Species of flowering plant native to the US

Aquilegia fosteri, common name Foster's columbine, is a perennial flowering plant in the family Ranunculaceae, native to Utah and Arizona.

==Description==
Aquilegia fosteri is a perennial herbaceous plant with glandular-pubescent stems and foliage, and large red-and-yellow or pink-and-yellow flowers with long nectar spurs.

==Taxonomy==
The species was originally described by the American botanist Stanley Larson Welsh as a variety fosteri of Aquilegia formosa, based on a type specimen collected by R. and R. Foster on the northern slope of Bridge Mountain in Washington County, Utah, on 25 May 1977, and two additional specimens collected by A. Woodbury in the same county in 1924 and held in the Zion National Park herbarium.

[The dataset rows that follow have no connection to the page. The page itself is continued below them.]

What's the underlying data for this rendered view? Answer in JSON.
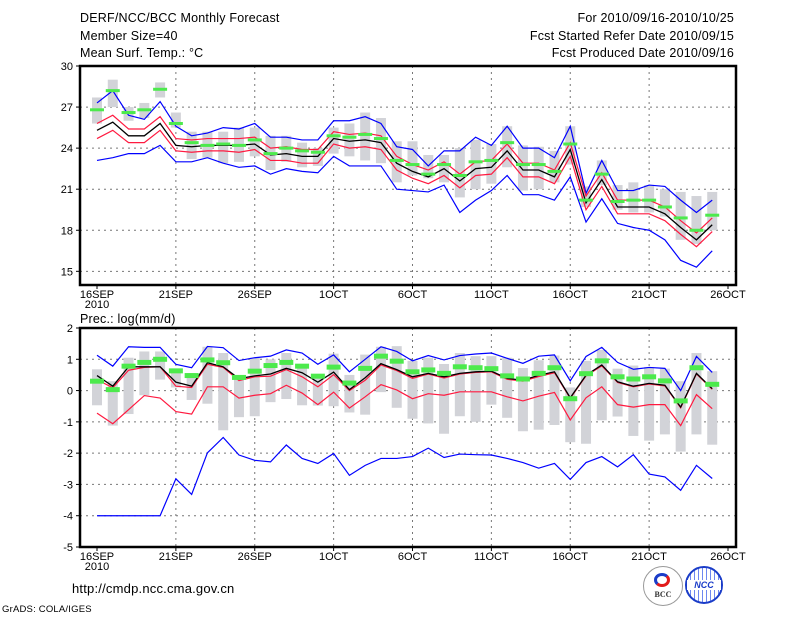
{
  "header": {
    "title": "DERF/NCC/BCC Monthly Forecast",
    "member_size": "Member Size=40",
    "period": "For 2010/09/16-2010/10/25",
    "start_date": "Fcst Started Refer Date 2010/09/15",
    "produced_date": "Fcst Produced Date 2010/09/16"
  },
  "footer": {
    "url": "http://cmdp.ncc.cma.gov.cn",
    "credit": "GrADS: COLA/IGES",
    "logo_bcc": "BCC",
    "logo_ncc": "NCC"
  },
  "colors": {
    "max_min": "#0000ff",
    "spread": "#ff1a40",
    "mean": "#000000",
    "range": "#d2d3d8",
    "obs": "#4cea4c",
    "grid": "#777777"
  },
  "chart_data": [
    {
      "type": "line",
      "title": "Mean Surf. Temp.: °C",
      "x_ticks": [
        "16SEP",
        "21SEP",
        "26SEP",
        "1OCT",
        "6OCT",
        "11OCT",
        "16OCT",
        "21OCT",
        "26OCT"
      ],
      "x_tick_year": "2010",
      "y_ticks": [
        "15",
        "18",
        "21",
        "24",
        "27",
        "30"
      ],
      "ylim": [
        14,
        30
      ],
      "grid": true,
      "max": [
        27.3,
        28.2,
        26.4,
        26.1,
        27.4,
        25.6,
        24.9,
        25.1,
        25.5,
        25.4,
        25.8,
        24.8,
        24.8,
        24.6,
        24.6,
        26.0,
        26.0,
        26.3,
        25.8,
        24.1,
        23.9,
        22.7,
        23.8,
        23.8,
        24.8,
        24.2,
        25.6,
        24.0,
        24.0,
        23.3,
        25.6,
        20.7,
        23.1,
        20.9,
        20.9,
        21.3,
        21.2,
        20.2,
        19.3,
        20.2
      ],
      "upper": [
        25.8,
        26.4,
        25.4,
        25.4,
        26.3,
        24.7,
        24.6,
        24.7,
        24.7,
        24.7,
        24.8,
        24.0,
        24.1,
        23.9,
        23.9,
        25.2,
        25.0,
        25.1,
        24.9,
        23.4,
        22.8,
        22.4,
        23.0,
        22.1,
        23.0,
        23.1,
        24.3,
        22.9,
        22.9,
        22.4,
        24.4,
        20.5,
        22.2,
        20.2,
        20.2,
        20.2,
        19.7,
        18.7,
        17.8,
        18.9
      ],
      "mean": [
        25.3,
        25.9,
        24.9,
        24.9,
        25.8,
        24.2,
        24.1,
        24.2,
        24.2,
        24.2,
        24.3,
        23.5,
        23.6,
        23.4,
        23.4,
        24.7,
        24.5,
        24.6,
        24.4,
        22.9,
        22.3,
        21.9,
        22.5,
        21.6,
        22.5,
        22.6,
        23.8,
        22.4,
        22.4,
        21.9,
        23.9,
        20.0,
        21.7,
        19.7,
        19.7,
        19.7,
        19.2,
        18.2,
        17.3,
        18.4
      ],
      "lower": [
        24.7,
        25.3,
        24.4,
        24.4,
        25.3,
        23.8,
        23.7,
        23.8,
        23.8,
        23.7,
        23.9,
        23.1,
        23.1,
        22.9,
        22.9,
        24.3,
        24.0,
        24.1,
        23.9,
        22.4,
        21.8,
        21.4,
        22.0,
        21.1,
        22.0,
        22.1,
        23.3,
        21.9,
        21.9,
        21.4,
        23.4,
        19.5,
        21.2,
        19.2,
        19.2,
        19.2,
        18.7,
        17.7,
        16.8,
        17.9
      ],
      "min": [
        23.1,
        23.3,
        23.6,
        23.6,
        24.2,
        23.0,
        23.0,
        23.3,
        22.9,
        22.6,
        22.7,
        22.1,
        22.5,
        22.3,
        22.2,
        23.4,
        22.7,
        22.7,
        22.7,
        21.0,
        20.9,
        20.8,
        21.3,
        19.3,
        20.2,
        20.9,
        22.0,
        20.6,
        20.6,
        20.2,
        21.9,
        18.6,
        20.3,
        18.5,
        18.2,
        18.0,
        17.3,
        15.8,
        15.3,
        16.5
      ],
      "range_low": [
        25.8,
        27.0,
        26.0,
        26.2,
        27.7,
        25.5,
        23.2,
        23.3,
        22.9,
        23.0,
        23.4,
        22.4,
        23.0,
        22.6,
        22.7,
        23.6,
        23.4,
        23.1,
        22.9,
        21.5,
        22.0,
        21.8,
        21.5,
        20.4,
        21.0,
        21.4,
        22.6,
        20.9,
        21.0,
        21.5,
        22.8,
        19.7,
        21.3,
        19.5,
        19.3,
        19.3,
        19.0,
        17.3,
        17.0,
        18.0
      ],
      "range_high": [
        27.7,
        29.0,
        27.0,
        27.3,
        28.8,
        26.6,
        25.2,
        25.2,
        25.2,
        25.5,
        25.5,
        24.9,
        24.9,
        24.4,
        24.0,
        25.5,
        25.8,
        26.6,
        26.2,
        24.5,
        24.5,
        23.5,
        23.5,
        24.0,
        24.6,
        24.3,
        25.6,
        24.2,
        24.1,
        23.8,
        25.6,
        21.2,
        23.1,
        21.3,
        21.5,
        21.3,
        21.0,
        20.8,
        20.5,
        20.8
      ],
      "obs": [
        26.8,
        28.2,
        26.6,
        26.8,
        28.3,
        25.8,
        24.4,
        24.2,
        24.3,
        24.2,
        24.6,
        23.6,
        24.0,
        23.8,
        23.7,
        24.9,
        24.8,
        25.0,
        24.7,
        23.1,
        22.8,
        22.1,
        22.8,
        22.0,
        23.0,
        23.1,
        24.4,
        22.8,
        22.8,
        22.3,
        24.3,
        20.2,
        22.1,
        20.1,
        20.2,
        20.2,
        19.7,
        18.9,
        18.0,
        19.1
      ]
    },
    {
      "type": "line",
      "title": "Prec.: log(mm/d)",
      "x_ticks": [
        "16SEP",
        "21SEP",
        "26SEP",
        "1OCT",
        "6OCT",
        "11OCT",
        "16OCT",
        "21OCT",
        "26OCT"
      ],
      "x_tick_year": "2010",
      "y_ticks": [
        "-5",
        "-4",
        "-3",
        "-2",
        "-1",
        "0",
        "1",
        "2"
      ],
      "ylim": [
        -5,
        2
      ],
      "grid": true,
      "max": [
        1.13,
        0.78,
        1.4,
        1.38,
        1.38,
        0.84,
        0.73,
        1.41,
        1.37,
        0.96,
        1.05,
        1.1,
        1.3,
        1.2,
        0.84,
        1.14,
        0.6,
        1.0,
        1.4,
        1.25,
        0.95,
        1.12,
        0.98,
        1.12,
        1.17,
        1.2,
        1.03,
        0.87,
        1.1,
        1.14,
        0.31,
        1.09,
        1.38,
        0.9,
        0.68,
        0.74,
        0.71,
        0.0,
        1.09,
        0.58
      ],
      "upper": [
        0.35,
        0.09,
        0.65,
        0.74,
        0.76,
        0.14,
        0.1,
        0.84,
        0.74,
        0.32,
        0.44,
        0.46,
        0.67,
        0.44,
        0.12,
        0.51,
        0.0,
        0.33,
        0.82,
        0.64,
        0.39,
        0.53,
        0.4,
        0.53,
        0.58,
        0.6,
        0.36,
        0.3,
        0.45,
        0.57,
        -0.25,
        0.47,
        0.79,
        0.26,
        0.12,
        0.21,
        0.15,
        -0.55,
        0.53,
        0.04
      ],
      "mean": [
        0.48,
        0.14,
        0.76,
        0.76,
        0.76,
        0.27,
        0.14,
        0.89,
        0.76,
        0.38,
        0.47,
        0.53,
        0.71,
        0.57,
        0.27,
        0.59,
        0.03,
        0.41,
        0.86,
        0.67,
        0.44,
        0.55,
        0.44,
        0.55,
        0.6,
        0.62,
        0.39,
        0.33,
        0.49,
        0.6,
        -0.23,
        0.49,
        0.82,
        0.28,
        0.14,
        0.23,
        0.17,
        -0.53,
        0.55,
        0.06
      ],
      "lower": [
        -0.72,
        -1.06,
        -0.61,
        -0.16,
        -0.24,
        -0.67,
        -0.75,
        0.12,
        0.12,
        -0.24,
        -0.15,
        -0.1,
        0.17,
        -0.08,
        -0.45,
        -0.05,
        -0.56,
        -0.2,
        0.19,
        0.02,
        -0.26,
        -0.1,
        -0.15,
        -0.04,
        -0.04,
        -0.04,
        -0.2,
        -0.33,
        -0.18,
        -0.06,
        -0.94,
        -0.23,
        0.12,
        -0.45,
        -0.53,
        -0.45,
        -0.45,
        -1.12,
        -0.13,
        -0.58
      ],
      "min": [
        -4.0,
        -4.0,
        -4.0,
        -4.0,
        -4.0,
        -2.82,
        -3.32,
        -1.99,
        -1.5,
        -2.06,
        -2.23,
        -2.28,
        -1.74,
        -2.17,
        -2.33,
        -2.01,
        -2.71,
        -2.39,
        -2.17,
        -2.17,
        -2.11,
        -1.84,
        -2.14,
        -2.03,
        -2.05,
        -2.06,
        -2.17,
        -2.3,
        -2.48,
        -2.33,
        -2.84,
        -2.3,
        -2.11,
        -2.44,
        -2.05,
        -2.67,
        -2.76,
        -3.19,
        -2.39,
        -2.81
      ],
      "range_low": [
        -0.47,
        -1.12,
        -0.75,
        -0.15,
        0.35,
        0.1,
        -0.3,
        -0.42,
        -1.27,
        -0.85,
        -0.82,
        -0.37,
        -0.27,
        -0.47,
        -0.48,
        -0.5,
        -0.7,
        -0.77,
        -0.05,
        -0.55,
        -0.9,
        -1.05,
        -1.38,
        -0.82,
        -1.0,
        -0.45,
        -0.87,
        -1.3,
        -1.25,
        -1.1,
        -1.65,
        -1.7,
        -0.95,
        -0.83,
        -1.45,
        -1.6,
        -1.4,
        -1.95,
        -1.4,
        -1.73
      ],
      "range_high": [
        0.68,
        0.3,
        1.05,
        1.25,
        1.25,
        0.68,
        0.55,
        1.4,
        1.2,
        0.48,
        1.05,
        1.0,
        1.2,
        0.8,
        0.5,
        1.18,
        0.5,
        1.15,
        1.4,
        1.42,
        0.95,
        1.05,
        0.85,
        1.2,
        1.1,
        1.1,
        1.05,
        0.72,
        0.97,
        1.12,
        0.1,
        0.95,
        1.3,
        0.7,
        0.8,
        0.75,
        0.7,
        0.3,
        1.2,
        0.62
      ],
      "obs": [
        0.3,
        0.03,
        0.78,
        0.9,
        1.0,
        0.63,
        0.48,
        0.98,
        0.89,
        0.42,
        0.62,
        0.8,
        0.9,
        0.78,
        0.46,
        0.75,
        0.24,
        0.71,
        1.1,
        0.94,
        0.6,
        0.66,
        0.55,
        0.76,
        0.73,
        0.7,
        0.47,
        0.37,
        0.55,
        0.73,
        -0.26,
        0.54,
        0.95,
        0.44,
        0.37,
        0.44,
        0.31,
        -0.33,
        0.73,
        0.2
      ]
    }
  ]
}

Welsh reassessed the plant as a distinct species A. fosteri in 2001, noting that specimens had also previously been assigned to Aquilegia desertorum but rejecting this attribution on the basis the glandular pubescence of the lower part of the stem and larger sepals and petals of A. fosteri.

The species is known to hybridize with Aquilegia chrysantha when seeds fall from the higher-elevation habitat of A. fosteri and germinate on the floor of Zion Canyon, the usual habitat of A. chrysantha. These hybrids lack the glandular foliage of A. fosteri and often have very broad and pale spurs.

===Etymology===
The specific epithet and former variety name fosteri honours the American botanist Robert Alan Foster (1938–2002), who collected the type specimen in 1977.

==Distribution and habitat==
Aquilegia fosteri is native to northwestern Arizona and Zion Canyon in Utah, where it grows high on sandstone canyon walls in rock crevices.

==Conservation==
As of January 2025, the species has not been assessed for the IUCN Red List.